O presente atrasado
O Natal passou e eu contabilizava os prejuízos: enormes contas a pagar. Onde andaria mesmo esse tal Espírito de Natal? Ouço batidas na porta...
"Mais um cobrador", pensei eu.
Caminho lentamente. Espio pelo olho mágico, uma figura encanecida sorri.
Abro a porta sem receio... Pois se tratava da minha vizinha do andar de baixo, Dona Cotinha. Uma graciosa velhinha de uns 70 anos. Ela chegou pra me fazer um relato... Tudo bem, eu conserto... Fazer uma fofoca! Sobre a vizinha do 4º andar...

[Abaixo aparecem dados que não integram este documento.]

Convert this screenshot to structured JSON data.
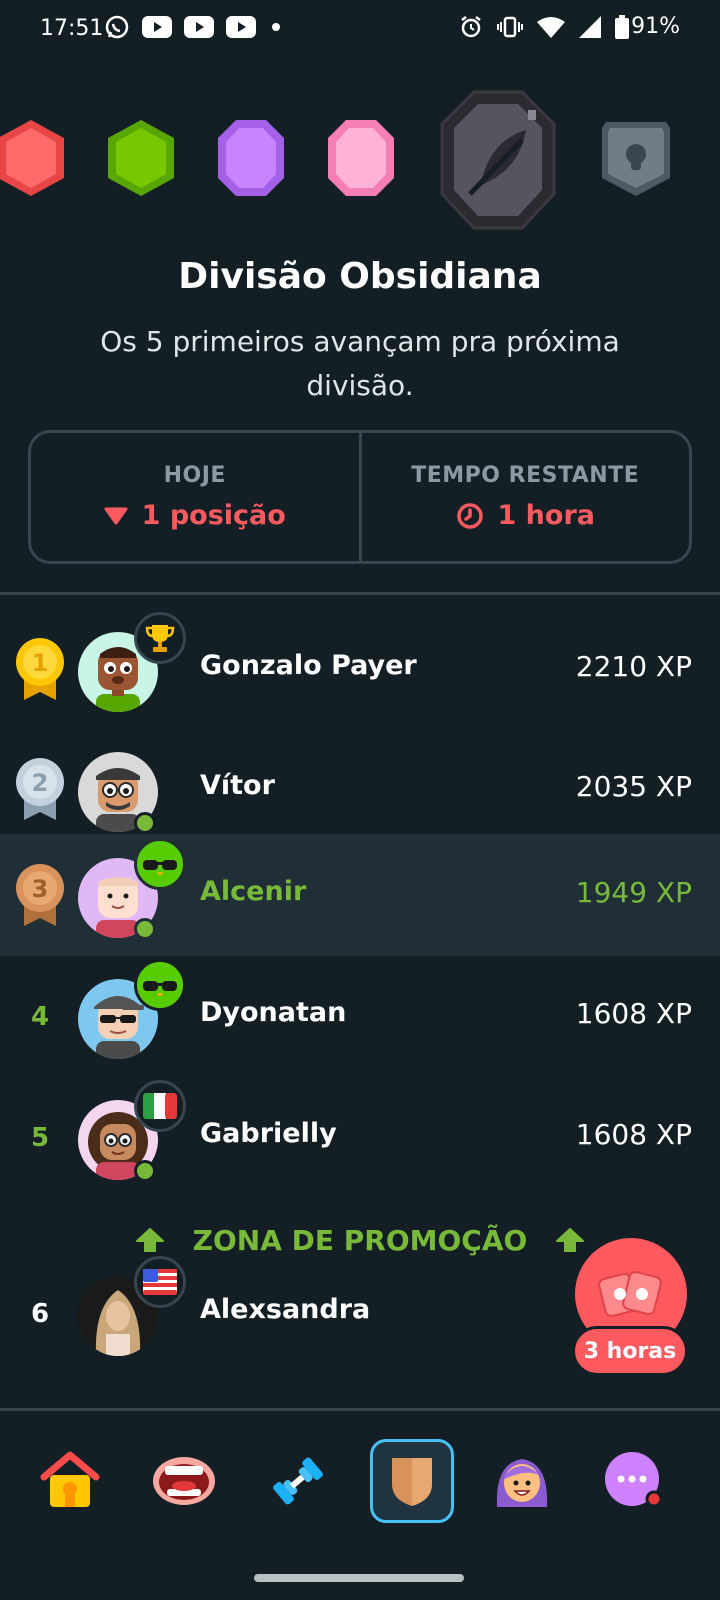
{
  "status_bar": {
    "time": "17:51",
    "left_icons": [
      "whatsapp-icon",
      "youtube-icon",
      "youtube-icon",
      "youtube-icon",
      "dot-icon"
    ],
    "right_icons": [
      "alarm-icon",
      "vibrate-icon",
      "wifi-icon",
      "signal-icon",
      "battery-icon"
    ],
    "battery": "91%"
  },
  "league_badges": [
    "ruby-badge",
    "emerald-badge",
    "amethyst-badge",
    "pearl-badge",
    "obsidian-badge",
    "locked-diamond-badge"
  ],
  "division": {
    "title": "Divisão Obsidiana",
    "subtitle": "Os 5 primeiros avançam pra próxima divisão."
  },
  "stats": {
    "today_label": "HOJE",
    "today_value": "1 posição",
    "time_label": "TEMPO RESTANTE",
    "time_value": "1 hora"
  },
  "leaderboard": [
    {
      "rank": "1",
      "name": "Gonzalo Payer",
      "xp": "2210 XP",
      "badge": "trophy-icon",
      "online": false,
      "medal": "gold"
    },
    {
      "rank": "2",
      "name": "Vítor",
      "xp": "2035 XP",
      "badge": "",
      "online": true,
      "medal": "silver"
    },
    {
      "rank": "3",
      "name": "Alcenir",
      "xp": "1949 XP",
      "badge": "duo-sunglasses-icon",
      "online": true,
      "medal": "bronze",
      "is_me": true
    },
    {
      "rank": "4",
      "name": "Dyonatan",
      "xp": "1608 XP",
      "badge": "duo-sunglasses-icon",
      "online": false
    },
    {
      "rank": "5",
      "name": "Gabrielly",
      "xp": "1608 XP",
      "badge": "italy-flag-icon",
      "online": true
    },
    {
      "rank": "6",
      "name": "Alexsandra",
      "xp": "",
      "badge": "usa-flag-icon",
      "online": false
    }
  ],
  "promotion_zone": "ZONA DE PROMOÇÃO",
  "fab": {
    "label": "3 horas",
    "icon": "double-xp-icon"
  },
  "nav": [
    "home-icon",
    "speaking-icon",
    "practice-icon",
    "leagues-icon",
    "profile-icon",
    "more-icon"
  ],
  "colors": {
    "background": "#131f24",
    "green": "#79b93a",
    "red": "#ff5a5f",
    "border": "#37464f",
    "highlight_row": "#202f36"
  }
}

Enquanto atendia minha vizinha, olho a porta do elevador se abrir. E que surpresa! Era meu pai!
Meu pai abraça-me fortemente. Chegara de Paris ontem sem avisar-me. Ficamos os dois a nos olhar, matando as saudades. Afinal fazia seis meses que não nos víamos.
A seu lado, um enorme pacote...
Mas Dona Cotinha continuou, ignorando o momento entre eu e meu pai .
D. Cotinha contou-me que vira a jovem saindo de mãos dadas com um senhor de meia idade, já grisalho, que podia ser pai dela.
- Será que não era mesmo o pai dela? Pergunto para desviar a conversa. A boa senhora me olhou de soslaio...
-Como era ele, perguntei, tinha um ar bondoso, como de Papai Noel?... Não resisti à brincadeira, mas D. Cotinha assentiu com olhos arregalados:- -- era o próprio, a senhora o conhece? Agora sou eu que me espanto. -- não me diga que acredita no bom velhinho D. Cotinha... _Disse o próprio, por causa da barba branca que ele tinha. Mas é claro que acredito no Papai Noel, quer dizer... No símbolo que ele representa! Bem longe desse consumismo que virou o Natal!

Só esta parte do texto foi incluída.